To reproduce, the easiest is to use the giella infra for sme:
1) svn co https://gtsvn.uit.no/langtech/trunk/gtcore
2) ./autogen.sh && ./configure && make && sudo make install
3) svn -r123471 co https://gtsvn.uit.no/langtech/trunk/langs/sme
4) ./autogen.sh && ./configure --with-hfst --without-xfst --enable-spellers
5) make
After make is done, you should get the following analyses:
echo allas- | hfst-lookup -q tools/spellcheckers/fstbased/analyser-fstspeller-gt-norm.hfst
allas- alas+N+Cmp/SplitR+Use/SpellNoSugg 20013,031250
$ echo alas- | hfst-lookup -q tools/spellcheckers/fstbased/analyser-fstspeller-gt-norm.hfst
alas- alas+N+Cmp/SplitR+Use/SpellNoSugg 20013,031250
Now edit the file tools/spellcheckers/fstbased/Makefile.am, and remove the line:
eliminate flag NeedsVowRed \n\
Touch e.g. tools/spellcheckers/fstbased/generator-fstspeller-gt-norm-comp_restricted.tmp.hfst and make again.

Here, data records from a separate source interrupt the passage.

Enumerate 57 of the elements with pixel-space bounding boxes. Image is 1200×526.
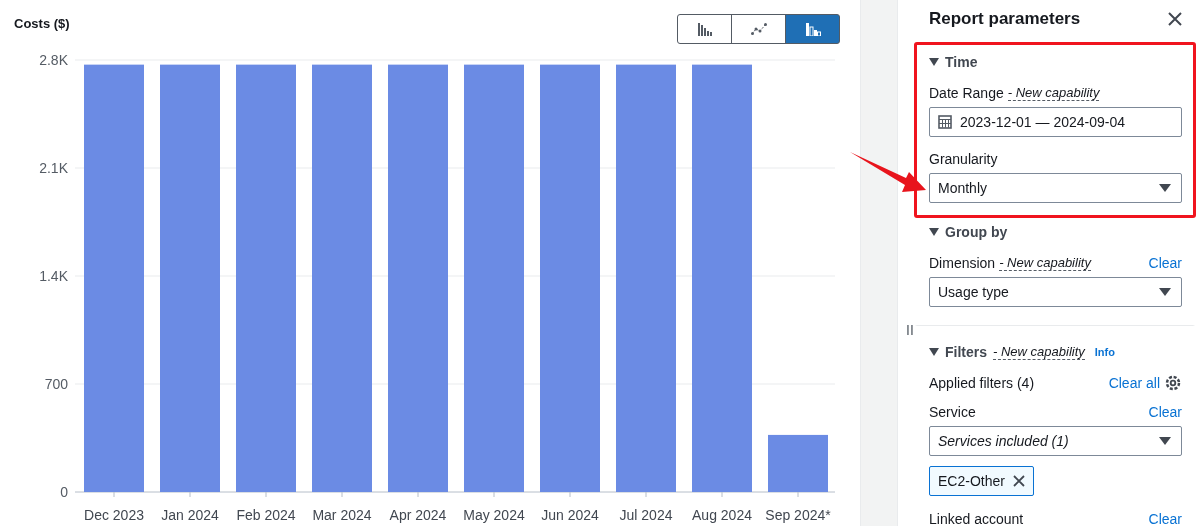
field-label: Service (929, 404, 976, 420)
clear-all-link[interactable]: Clear all (1108, 375, 1160, 391)
chart-view-button[interactable] (785, 14, 840, 44)
axis-tick-label: 2.8K (39, 52, 68, 68)
field-label: Applied filters (4) (929, 375, 1035, 391)
section-title[interactable]: Group by (945, 224, 1008, 240)
field-note[interactable]: - New capability (1007, 85, 1100, 101)
axis-tick-label: Jan 2024 (161, 507, 219, 523)
dropdown-caret-icon (1159, 288, 1171, 296)
settings-icon[interactable] (1164, 374, 1182, 392)
select-field[interactable]: Services included (1) (929, 426, 1182, 456)
section-note[interactable]: - New capability (993, 344, 1085, 360)
resize-handle[interactable]: II (906, 322, 914, 338)
bar-chart-icon (696, 22, 713, 36)
axis-tick-label: Apr 2024 (389, 507, 447, 523)
caret-icon[interactable] (929, 228, 939, 236)
date-range-field[interactable]: 2023-12-01 — 2024-09-04 (929, 107, 1182, 137)
clear-link[interactable]: Clear (1148, 404, 1182, 420)
axis-title: Costs ($) (14, 16, 70, 31)
field-note[interactable]: - New capability (999, 255, 1091, 271)
calendar-icon (938, 115, 952, 129)
panel-title: Report parameters (929, 9, 1081, 29)
field-label: Dimension (929, 255, 996, 271)
info-link[interactable]: Info (1094, 346, 1115, 358)
axis-tick-label: 2.1K (39, 160, 68, 176)
axis-tick-label: Aug 2024 (692, 507, 752, 523)
chart-view-button[interactable] (677, 14, 732, 44)
caret-icon[interactable] (929, 58, 939, 66)
axis-tick-label: Sep 2024* (765, 507, 831, 523)
axis-tick-label: 1.4K (39, 268, 68, 284)
select-field[interactable]: Monthly (929, 173, 1182, 203)
field-label: Date Range (929, 85, 1004, 101)
clear-link[interactable]: Clear (1148, 255, 1182, 271)
chart-view-button[interactable] (731, 14, 786, 44)
token-label: EC2-Other (938, 473, 1005, 489)
section-title[interactable]: Filters (945, 344, 987, 360)
axis-tick-label: Feb 2024 (236, 507, 296, 523)
field-label: Linked account (929, 511, 1024, 526)
field-label: Granularity (929, 151, 998, 167)
axis-tick-label: Jul 2024 (619, 507, 673, 523)
axis-tick-label: Jun 2024 (541, 507, 599, 523)
section-title[interactable]: Time (945, 54, 978, 70)
caret-icon[interactable] (929, 348, 939, 356)
cost-bar (768, 434, 828, 492)
stacked-bar-icon (804, 22, 821, 36)
axis-tick-label: May 2024 (463, 507, 525, 523)
close-icon[interactable] (1168, 12, 1182, 26)
remove-icon[interactable] (1012, 475, 1025, 487)
clear-link[interactable]: Clear (1148, 511, 1182, 526)
axis-tick-label: 0 (60, 484, 68, 500)
select-field[interactable]: Usage type (929, 277, 1182, 307)
axis-tick-label: 700 (44, 376, 68, 392)
dropdown-caret-icon (1159, 184, 1171, 192)
axis-tick-label: Dec 2023 (84, 507, 144, 523)
axis-tick-label: Mar 2024 (312, 507, 372, 523)
dropdown-caret-icon (1159, 437, 1171, 445)
line-chart-icon (750, 23, 767, 35)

Redo the analyses above. The result should now be:
$ echo allas- | hfst-lookup -q tools/spellcheckers/fstbased/analyser-fstspeller-gt-norm.hfst
allas- allas-+? inf
$ echo alas- | hfst-lookup -q tools/spellcheckers/fstbased/analyser-fstspeller-gt-norm.hfst
alas- alas+N+Cmp/SplitR+Use/SpellNoSugg 20013,031250
This is the intended behavior, and the only difference is the (non-)elimination of the flag NeedsVowRed.